The Rhinocrétaire is hiding a desk, a bar, a safe and tubes for holding bottles in the inspiration of the French 18th century meubles à secrets. The seminal example, 145 x 300 x 100 cm extended and 120 x 283 x 70 folded, is made of brass, bronze, zinc, leather, natural wax plus a light source. It was acquired in Galerie J by the mother of Jeanine de Goldschmidt-Restany after the original show. It was sold for € 18.3M from a lower estimate of € 4M by Christie's on October 20, 2023, lot 201.
The world of fashion is charmed by their inventions. Beside the zoomorphic, François-Xavier offers custom furniture in which the unconventional position and shape of cases and pots meets a functional need.
The bar in metal supplied in 1965 to Yves Saint-Laurent and Pierre Bergé is equipped with an ovoid bottle rack, a shaker in the shape of a cornucopia and a spherical ice bucket. It was sold in February 2009 by Christie's and Pierre Bergé et Associés for € 2.75M.
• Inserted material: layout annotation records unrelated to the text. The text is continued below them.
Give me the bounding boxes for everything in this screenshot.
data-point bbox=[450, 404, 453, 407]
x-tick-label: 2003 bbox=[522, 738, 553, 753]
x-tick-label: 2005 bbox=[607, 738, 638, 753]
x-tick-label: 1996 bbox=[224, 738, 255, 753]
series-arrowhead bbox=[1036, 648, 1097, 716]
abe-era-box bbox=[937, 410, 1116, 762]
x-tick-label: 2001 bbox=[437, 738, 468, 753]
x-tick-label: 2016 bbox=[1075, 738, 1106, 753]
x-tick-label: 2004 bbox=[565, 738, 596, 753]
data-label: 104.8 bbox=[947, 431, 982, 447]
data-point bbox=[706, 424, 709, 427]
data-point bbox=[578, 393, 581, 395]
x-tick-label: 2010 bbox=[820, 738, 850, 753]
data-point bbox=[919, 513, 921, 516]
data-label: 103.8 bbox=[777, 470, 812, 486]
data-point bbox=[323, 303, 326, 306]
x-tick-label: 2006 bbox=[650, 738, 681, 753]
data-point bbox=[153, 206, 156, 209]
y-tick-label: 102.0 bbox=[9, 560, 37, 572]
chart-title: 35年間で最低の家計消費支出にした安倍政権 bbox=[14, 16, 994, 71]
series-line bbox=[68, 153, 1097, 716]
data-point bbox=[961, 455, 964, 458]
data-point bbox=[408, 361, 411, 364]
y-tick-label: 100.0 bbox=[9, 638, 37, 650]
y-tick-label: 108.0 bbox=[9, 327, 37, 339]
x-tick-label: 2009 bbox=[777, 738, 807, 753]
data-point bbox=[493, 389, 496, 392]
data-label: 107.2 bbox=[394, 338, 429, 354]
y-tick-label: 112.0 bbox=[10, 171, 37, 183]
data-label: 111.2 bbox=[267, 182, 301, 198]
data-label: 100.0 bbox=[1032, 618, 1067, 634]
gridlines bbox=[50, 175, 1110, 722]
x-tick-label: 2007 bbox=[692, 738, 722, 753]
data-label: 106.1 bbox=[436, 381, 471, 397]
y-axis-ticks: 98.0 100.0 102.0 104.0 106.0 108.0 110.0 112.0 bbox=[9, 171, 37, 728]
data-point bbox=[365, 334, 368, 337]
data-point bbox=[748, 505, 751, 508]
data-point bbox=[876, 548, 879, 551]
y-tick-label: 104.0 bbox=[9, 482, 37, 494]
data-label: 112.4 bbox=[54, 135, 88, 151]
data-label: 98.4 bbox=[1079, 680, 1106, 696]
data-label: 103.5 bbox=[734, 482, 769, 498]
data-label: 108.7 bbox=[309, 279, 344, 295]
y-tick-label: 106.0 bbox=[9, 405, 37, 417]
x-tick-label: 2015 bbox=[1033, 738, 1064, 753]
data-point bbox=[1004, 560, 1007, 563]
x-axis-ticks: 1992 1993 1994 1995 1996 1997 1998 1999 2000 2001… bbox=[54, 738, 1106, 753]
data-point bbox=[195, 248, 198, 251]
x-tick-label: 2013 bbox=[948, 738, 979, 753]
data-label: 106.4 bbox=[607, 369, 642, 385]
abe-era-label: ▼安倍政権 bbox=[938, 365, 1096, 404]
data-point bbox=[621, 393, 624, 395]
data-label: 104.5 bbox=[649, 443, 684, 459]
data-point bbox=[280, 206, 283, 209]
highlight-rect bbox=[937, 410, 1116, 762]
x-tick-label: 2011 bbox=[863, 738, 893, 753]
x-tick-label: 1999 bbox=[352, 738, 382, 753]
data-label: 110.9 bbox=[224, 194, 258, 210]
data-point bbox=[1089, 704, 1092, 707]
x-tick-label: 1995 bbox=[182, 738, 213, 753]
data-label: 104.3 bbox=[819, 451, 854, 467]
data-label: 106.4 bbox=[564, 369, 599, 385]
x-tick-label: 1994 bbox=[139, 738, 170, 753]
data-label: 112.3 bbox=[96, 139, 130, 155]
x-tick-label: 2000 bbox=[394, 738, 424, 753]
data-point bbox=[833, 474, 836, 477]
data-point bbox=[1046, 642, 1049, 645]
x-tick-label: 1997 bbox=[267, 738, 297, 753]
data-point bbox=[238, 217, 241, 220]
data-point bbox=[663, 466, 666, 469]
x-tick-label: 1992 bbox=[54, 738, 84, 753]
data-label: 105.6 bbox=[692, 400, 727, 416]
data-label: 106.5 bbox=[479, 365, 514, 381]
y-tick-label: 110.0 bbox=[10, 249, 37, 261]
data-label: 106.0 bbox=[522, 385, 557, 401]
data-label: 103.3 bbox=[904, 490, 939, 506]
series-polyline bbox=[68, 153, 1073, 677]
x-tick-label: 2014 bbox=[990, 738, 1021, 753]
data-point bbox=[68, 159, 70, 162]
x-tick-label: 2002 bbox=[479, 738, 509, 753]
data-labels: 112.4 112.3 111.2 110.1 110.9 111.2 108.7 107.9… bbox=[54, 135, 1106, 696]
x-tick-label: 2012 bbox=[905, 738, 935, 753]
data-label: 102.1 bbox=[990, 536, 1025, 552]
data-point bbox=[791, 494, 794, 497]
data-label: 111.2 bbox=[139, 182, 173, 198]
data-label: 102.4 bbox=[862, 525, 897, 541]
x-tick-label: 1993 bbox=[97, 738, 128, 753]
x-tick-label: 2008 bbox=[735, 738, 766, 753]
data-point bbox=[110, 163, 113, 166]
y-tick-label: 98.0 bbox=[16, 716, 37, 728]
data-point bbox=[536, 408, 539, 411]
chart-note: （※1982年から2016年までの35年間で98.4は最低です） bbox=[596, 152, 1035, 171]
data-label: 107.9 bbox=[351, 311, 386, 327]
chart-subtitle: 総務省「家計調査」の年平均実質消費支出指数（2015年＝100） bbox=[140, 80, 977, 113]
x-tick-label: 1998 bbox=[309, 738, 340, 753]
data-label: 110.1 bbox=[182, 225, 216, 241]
The drawing board prepared from 1964 to meet the demands of Karl Lagerfeld was delivered to him in 1966. In an inspiration very similar to the YSL bar, this tray with adjustable inclination is equipped with glass and metal containers for pencils and brushes, an adjoining surface for preparing colors, a spherical storage box and a light source. This KL table was sold for € 750K by Sotheby's on May 3, 2018, lot 156.
Les Lalanne accumulate new subjects without terminating the old themes. On 23 and 24 October, 2019, Sotheby's sold the works that they were keeping in their home and studio near Fontainebleau. The lot 13 , sold for € 5.4M, was a Rhinocrétaire 2.55 m long in welded metal. Opening the beast unfolds the desk. This unique piece made in 1991 was certainly executed for the personal use of the artist.
A piece identified as Grand Rhinocéros II and Grand Rhinocrétaire II was sold for € 5.5M by Sotheby's on May 24, 2022, lot 140. This piece 250 x 145 x 61 cm had been designed in 2002. This posthumous example is number 7/8 by Bocquel, dated 2017, in gilt patinated bronze and brass with leather.